The coalition referred to the NCAA’s implemented transfer rules as “a no-poach agreement between horizontal competitor member schools that serves to allocate the market for the labor of NCAA Division I college athletes.”
“The Transfer Eligibility Rule artificially deters players and teams from achieving optimal matches by forcing college athletes to weigh the one-year ineligibility period against the benefits of moving to a better matched school,” according to the lawsuit. “It is ironic that this rule, stylized as promoting the welfare of college athletes, strips them of the agency and opportunity to optimize their own welfare as they see fit.”
The coalition also alleged in their lawsuit that the association’s transfer rule violated Section 1 of the Sherman Act, noting how the NCAA and its officials and employees entered an illegal agreement “to restrain and suppress” college athletes who want to transfer to other Division I school with losing their eligibility to compete.
“Division I college athletes have been deprived of the benefits of free and open competition because of the Transfer Eligibility Rule,” according to the lawsuit. “Furthermore, college athletes forced to wait a year prior to eligibility after transferring are deprived of the benefits that come from competition in NCAA Division I athletic events, harming these college athletes’ current and future earning potentials.”
The lawsuits come on the heels of the association’s recent decision to deny transfer waivers to a number of athletes in the past year. These include West Virginia University men’s basketball player RaeQuan Battle, Southern Illinois University men’s basketball player Jarrett Hensley, and University of North Carolina wide receiver Devontez “Tez” Walker.

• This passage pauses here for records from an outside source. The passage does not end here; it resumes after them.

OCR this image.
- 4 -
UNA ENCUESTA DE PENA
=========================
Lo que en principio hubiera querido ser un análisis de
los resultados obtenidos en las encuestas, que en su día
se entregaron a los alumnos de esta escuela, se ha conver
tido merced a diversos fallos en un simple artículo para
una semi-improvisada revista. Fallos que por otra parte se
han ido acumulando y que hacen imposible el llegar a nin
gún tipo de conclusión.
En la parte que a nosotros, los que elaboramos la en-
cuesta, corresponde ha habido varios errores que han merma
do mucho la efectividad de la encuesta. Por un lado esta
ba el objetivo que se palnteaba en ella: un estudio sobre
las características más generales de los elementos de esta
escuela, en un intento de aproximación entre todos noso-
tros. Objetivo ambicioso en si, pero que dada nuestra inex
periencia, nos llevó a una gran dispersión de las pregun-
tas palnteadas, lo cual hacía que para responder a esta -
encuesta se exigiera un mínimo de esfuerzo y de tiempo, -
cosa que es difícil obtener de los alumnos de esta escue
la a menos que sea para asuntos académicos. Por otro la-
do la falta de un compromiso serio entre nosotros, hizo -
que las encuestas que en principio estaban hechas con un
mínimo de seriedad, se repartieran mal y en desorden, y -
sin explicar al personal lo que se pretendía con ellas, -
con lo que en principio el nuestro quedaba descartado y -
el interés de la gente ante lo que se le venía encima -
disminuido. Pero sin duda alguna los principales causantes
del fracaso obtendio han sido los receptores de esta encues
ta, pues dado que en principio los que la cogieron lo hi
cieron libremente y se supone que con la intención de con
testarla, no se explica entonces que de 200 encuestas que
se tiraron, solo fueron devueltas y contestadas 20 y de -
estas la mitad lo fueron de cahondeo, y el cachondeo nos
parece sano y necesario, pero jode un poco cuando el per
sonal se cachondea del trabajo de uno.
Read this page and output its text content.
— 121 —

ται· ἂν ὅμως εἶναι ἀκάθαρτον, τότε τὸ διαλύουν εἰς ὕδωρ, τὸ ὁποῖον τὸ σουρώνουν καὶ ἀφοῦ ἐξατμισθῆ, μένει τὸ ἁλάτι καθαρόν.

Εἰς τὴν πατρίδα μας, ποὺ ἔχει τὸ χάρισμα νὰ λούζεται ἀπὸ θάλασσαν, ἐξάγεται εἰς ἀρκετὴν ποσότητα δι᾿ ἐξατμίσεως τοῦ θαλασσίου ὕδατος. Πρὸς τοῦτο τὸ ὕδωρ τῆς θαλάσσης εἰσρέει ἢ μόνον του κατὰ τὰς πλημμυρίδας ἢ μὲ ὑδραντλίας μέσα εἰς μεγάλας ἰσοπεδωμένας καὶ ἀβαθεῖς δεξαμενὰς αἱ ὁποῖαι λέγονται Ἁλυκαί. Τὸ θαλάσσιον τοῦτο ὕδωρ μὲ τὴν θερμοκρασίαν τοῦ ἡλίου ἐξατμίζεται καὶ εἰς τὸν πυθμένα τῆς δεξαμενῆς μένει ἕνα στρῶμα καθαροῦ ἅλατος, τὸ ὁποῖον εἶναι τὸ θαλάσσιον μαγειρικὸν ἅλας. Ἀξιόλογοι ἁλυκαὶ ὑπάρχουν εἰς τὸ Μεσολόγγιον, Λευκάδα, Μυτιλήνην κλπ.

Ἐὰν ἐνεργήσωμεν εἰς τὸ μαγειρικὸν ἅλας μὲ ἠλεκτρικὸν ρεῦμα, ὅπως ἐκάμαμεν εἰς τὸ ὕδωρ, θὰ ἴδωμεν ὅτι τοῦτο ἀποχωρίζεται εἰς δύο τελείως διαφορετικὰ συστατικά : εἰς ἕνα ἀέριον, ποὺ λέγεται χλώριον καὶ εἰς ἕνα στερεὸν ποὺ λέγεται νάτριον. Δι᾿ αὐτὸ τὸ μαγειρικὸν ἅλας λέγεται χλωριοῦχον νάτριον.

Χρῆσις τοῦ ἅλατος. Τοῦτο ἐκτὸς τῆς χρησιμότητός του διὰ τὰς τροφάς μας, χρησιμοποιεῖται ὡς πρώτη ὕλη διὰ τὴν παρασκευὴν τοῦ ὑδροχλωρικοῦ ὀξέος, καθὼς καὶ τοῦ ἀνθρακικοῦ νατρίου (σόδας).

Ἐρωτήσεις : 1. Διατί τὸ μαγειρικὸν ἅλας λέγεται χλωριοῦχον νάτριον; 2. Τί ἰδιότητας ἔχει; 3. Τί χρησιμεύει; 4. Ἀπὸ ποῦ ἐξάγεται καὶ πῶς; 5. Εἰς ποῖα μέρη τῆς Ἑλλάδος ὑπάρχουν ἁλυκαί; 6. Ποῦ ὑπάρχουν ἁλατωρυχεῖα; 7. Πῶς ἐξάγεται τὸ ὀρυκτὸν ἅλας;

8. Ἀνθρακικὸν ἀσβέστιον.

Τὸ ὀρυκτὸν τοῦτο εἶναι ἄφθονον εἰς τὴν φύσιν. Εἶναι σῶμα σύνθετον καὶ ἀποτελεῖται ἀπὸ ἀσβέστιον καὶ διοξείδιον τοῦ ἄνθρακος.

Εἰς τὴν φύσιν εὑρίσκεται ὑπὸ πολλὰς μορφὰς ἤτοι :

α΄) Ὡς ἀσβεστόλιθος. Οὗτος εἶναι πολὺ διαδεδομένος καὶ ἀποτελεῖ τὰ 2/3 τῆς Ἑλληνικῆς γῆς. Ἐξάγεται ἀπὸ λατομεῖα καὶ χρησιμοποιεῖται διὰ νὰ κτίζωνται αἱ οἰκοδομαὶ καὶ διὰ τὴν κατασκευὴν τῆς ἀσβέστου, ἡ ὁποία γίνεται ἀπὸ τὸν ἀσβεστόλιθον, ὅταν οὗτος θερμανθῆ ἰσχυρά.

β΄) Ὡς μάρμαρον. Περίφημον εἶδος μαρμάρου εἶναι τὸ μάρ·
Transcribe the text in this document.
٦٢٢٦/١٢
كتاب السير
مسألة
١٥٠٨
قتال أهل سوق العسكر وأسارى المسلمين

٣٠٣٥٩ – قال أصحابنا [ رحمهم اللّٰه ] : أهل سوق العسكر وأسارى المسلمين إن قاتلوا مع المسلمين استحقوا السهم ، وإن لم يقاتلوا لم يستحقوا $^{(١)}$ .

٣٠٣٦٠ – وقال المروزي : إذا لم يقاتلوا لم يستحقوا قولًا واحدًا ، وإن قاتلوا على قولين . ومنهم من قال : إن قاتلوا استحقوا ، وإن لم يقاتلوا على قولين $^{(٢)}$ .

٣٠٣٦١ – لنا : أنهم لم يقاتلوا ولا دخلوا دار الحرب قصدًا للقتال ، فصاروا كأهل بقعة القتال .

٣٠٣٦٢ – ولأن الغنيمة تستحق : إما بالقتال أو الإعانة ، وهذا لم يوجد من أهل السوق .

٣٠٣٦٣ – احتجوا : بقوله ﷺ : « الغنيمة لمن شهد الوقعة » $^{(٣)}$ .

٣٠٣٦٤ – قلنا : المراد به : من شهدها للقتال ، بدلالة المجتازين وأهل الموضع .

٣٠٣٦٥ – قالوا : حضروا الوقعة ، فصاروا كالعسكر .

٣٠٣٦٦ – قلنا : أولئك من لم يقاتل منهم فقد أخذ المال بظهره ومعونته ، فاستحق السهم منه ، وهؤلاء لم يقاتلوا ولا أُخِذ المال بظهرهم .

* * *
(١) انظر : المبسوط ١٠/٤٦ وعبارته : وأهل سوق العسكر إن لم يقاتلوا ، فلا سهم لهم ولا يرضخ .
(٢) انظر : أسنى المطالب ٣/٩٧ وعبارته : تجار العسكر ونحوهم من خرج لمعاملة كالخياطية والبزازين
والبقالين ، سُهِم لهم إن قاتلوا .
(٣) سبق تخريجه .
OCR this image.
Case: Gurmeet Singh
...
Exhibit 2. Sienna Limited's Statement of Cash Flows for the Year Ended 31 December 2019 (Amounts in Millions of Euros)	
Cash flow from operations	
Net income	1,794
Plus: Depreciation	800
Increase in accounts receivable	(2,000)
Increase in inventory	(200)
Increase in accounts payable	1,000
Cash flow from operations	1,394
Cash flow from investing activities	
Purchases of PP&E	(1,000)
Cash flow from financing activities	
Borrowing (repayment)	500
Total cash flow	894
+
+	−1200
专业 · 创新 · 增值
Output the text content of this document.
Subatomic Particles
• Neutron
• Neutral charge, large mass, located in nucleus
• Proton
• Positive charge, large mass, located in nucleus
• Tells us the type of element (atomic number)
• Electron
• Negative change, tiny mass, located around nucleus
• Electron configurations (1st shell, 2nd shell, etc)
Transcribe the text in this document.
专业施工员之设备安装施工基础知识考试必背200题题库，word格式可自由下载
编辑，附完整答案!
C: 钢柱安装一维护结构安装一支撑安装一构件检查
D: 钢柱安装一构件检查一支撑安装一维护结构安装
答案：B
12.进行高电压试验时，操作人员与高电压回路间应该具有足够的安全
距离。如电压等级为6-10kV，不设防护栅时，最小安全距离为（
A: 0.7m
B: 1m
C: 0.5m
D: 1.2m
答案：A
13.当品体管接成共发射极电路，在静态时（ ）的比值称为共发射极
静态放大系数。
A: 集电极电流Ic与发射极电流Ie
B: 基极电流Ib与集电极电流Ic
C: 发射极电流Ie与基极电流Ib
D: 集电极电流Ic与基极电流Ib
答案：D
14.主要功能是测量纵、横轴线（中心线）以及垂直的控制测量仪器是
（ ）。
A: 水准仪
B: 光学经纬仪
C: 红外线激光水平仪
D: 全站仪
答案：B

“Real issues are at stake here for the citizens of West Virginia, and they implicate my duties as the state’s chief antitrust officer,” West Virginia Attorney General Patrick Morrisey (R) said in a statement. “The NCAA also failed to recognize the underlying issues involving RaeQuan and many other student athletes in similar situations—there’s no reason for the NCAA to deny this young man the ability to play the sport he loves and that helps him with his mental health.”
The coalition seeks a temporary restraining order or preliminary injunction on the association enforcing this rule.